Como o processo de desertificação leva um tempo muito longo para acontecer, a saída dos pesquisadores foi usar imagens de diferentes regiões. A faixa territorial escolhida no Sudão inclui localidades mais úmidas e outras mais secas. “O que fazemos é acompanhar um gradiente de precipitação de norte a sul. Então, ao invés de olhar em uma janela temporal, você olha para uma janela espacial. Evidentemente tem limitações, mas é uma forma de resolver”, disse.
Tendo confirmado o modelo dos padrões na vegetação, o pesquisador partiu para verificar se as mudanças na vegetação são realmente em decorrência de questões climáticas. Para isso, outra ferramenta usada pelo cientista foi o sensoriamento remoto, que usa dados para mostrar o nível de vegetação em cada espaço e consegue analisar períodos mais curtos, como meses de mais chuva e meses de seca em uma mesma região.
Com isso, eles conseguiram traçar uma série temporal com o nível de vegetação ao longo do tempo. “O que fizemos nesse trabalho foi analisar essas séries temporais para ver como à medida que você vai mudando a forma do padrão a saúde do ecossistema vai piorando, indicando que, de fato, essa mudança vai acompanhada de uma aproximação de possível desertificação dessa região”, explicou ele sobre uma das conclusões gerais do estudo.
América do Sul
Agora, o objetivo do cientista é produzir conteúdo sobre regiões áridas no Brasil e América do Sul. “A biodiversidade sempre está muito mais monitorada na Europa e América do Norte do que na América do Sul e África. O Sudão, hoje, está muito bem monitorado, mas aqui na América do Sul não tem um lugar onde podemos atestar todas essas hipóteses. Estamos fazendo uma procura no âmbito maior para depois focar [em um local]”, explicou o professor.

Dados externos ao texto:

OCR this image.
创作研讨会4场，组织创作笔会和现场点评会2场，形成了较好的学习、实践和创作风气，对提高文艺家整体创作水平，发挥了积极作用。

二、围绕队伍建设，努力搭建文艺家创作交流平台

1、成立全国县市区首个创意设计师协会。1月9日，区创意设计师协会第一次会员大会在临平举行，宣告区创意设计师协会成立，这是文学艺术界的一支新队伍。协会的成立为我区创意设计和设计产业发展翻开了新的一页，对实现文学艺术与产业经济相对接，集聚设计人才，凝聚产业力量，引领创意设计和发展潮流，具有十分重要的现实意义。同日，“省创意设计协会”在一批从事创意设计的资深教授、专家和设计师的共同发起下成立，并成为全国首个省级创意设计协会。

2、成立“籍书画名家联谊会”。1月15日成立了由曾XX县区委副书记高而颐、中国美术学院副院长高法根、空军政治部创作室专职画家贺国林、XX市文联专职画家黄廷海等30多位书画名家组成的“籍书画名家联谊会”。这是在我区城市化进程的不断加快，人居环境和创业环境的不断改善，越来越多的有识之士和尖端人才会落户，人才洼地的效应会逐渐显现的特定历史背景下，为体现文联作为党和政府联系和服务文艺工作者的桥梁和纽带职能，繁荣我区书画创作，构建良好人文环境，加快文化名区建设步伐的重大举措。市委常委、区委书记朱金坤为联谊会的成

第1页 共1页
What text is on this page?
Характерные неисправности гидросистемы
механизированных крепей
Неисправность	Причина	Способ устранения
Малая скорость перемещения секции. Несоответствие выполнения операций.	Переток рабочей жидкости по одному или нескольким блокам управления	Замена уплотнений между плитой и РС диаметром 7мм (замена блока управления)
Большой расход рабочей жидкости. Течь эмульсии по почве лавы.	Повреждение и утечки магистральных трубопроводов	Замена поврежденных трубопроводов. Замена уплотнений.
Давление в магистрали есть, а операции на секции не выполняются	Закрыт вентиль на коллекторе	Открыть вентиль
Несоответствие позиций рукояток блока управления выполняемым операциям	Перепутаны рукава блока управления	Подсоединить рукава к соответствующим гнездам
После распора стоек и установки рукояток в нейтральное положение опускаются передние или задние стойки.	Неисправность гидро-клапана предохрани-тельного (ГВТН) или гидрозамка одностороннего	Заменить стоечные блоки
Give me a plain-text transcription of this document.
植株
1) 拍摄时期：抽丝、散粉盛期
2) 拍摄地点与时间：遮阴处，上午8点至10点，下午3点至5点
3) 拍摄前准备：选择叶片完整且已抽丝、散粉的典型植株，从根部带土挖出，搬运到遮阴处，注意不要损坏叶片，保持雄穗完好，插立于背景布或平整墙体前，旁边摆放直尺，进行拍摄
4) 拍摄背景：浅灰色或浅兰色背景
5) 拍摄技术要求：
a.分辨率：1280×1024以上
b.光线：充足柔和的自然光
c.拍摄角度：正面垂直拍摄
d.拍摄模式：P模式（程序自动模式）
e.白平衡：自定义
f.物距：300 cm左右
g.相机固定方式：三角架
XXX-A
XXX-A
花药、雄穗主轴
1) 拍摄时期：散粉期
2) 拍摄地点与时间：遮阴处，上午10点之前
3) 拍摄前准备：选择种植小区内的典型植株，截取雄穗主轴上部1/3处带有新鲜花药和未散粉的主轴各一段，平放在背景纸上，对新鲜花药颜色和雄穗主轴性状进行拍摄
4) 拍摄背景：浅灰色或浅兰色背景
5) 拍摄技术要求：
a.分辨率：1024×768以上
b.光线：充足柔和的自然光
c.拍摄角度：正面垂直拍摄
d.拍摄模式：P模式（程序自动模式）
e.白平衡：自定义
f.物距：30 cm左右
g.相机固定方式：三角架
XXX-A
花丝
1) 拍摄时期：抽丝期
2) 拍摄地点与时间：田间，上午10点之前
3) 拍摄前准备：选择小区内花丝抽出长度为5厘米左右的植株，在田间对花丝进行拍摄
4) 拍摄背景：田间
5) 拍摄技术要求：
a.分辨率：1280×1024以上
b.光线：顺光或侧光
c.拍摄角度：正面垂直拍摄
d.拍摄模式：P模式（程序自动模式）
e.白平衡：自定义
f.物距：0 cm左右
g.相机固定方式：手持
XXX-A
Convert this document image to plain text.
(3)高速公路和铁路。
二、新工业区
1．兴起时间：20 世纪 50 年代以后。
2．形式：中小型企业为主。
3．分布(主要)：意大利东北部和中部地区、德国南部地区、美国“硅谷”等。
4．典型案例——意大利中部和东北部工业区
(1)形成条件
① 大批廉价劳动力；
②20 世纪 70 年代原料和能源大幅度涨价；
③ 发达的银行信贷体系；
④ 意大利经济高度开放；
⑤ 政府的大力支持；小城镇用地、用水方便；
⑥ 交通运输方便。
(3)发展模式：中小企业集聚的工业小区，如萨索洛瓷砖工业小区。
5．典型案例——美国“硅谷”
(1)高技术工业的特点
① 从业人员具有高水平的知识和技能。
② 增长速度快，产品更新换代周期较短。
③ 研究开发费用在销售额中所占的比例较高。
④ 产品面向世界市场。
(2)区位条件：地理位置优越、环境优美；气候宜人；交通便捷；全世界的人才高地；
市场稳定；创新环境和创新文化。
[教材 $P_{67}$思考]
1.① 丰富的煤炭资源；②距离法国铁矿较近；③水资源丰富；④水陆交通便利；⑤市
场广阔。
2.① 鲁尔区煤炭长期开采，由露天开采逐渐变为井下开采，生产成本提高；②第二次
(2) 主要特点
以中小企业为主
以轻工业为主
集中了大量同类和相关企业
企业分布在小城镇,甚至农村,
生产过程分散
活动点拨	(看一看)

Para ele, uma peculiaridade do Sudão é que as áreas estudadas não sofreram muita influência do ser humano. Já no Brasil, uma das possibilidades é analisar locais ocupados para entender como a vegetação interage com os recursos como o clima, e ainda com a intervenção humana.
Por aqui, Garcia conta com colaboradores estrangeiros e alunos do Brasil de pós-graduação e pós-doutorado. A ideia dele é conseguir abranger tanto análises macro, como as que usam imagens de satélite, quanto as micro, através de pesquisas em laboratórios.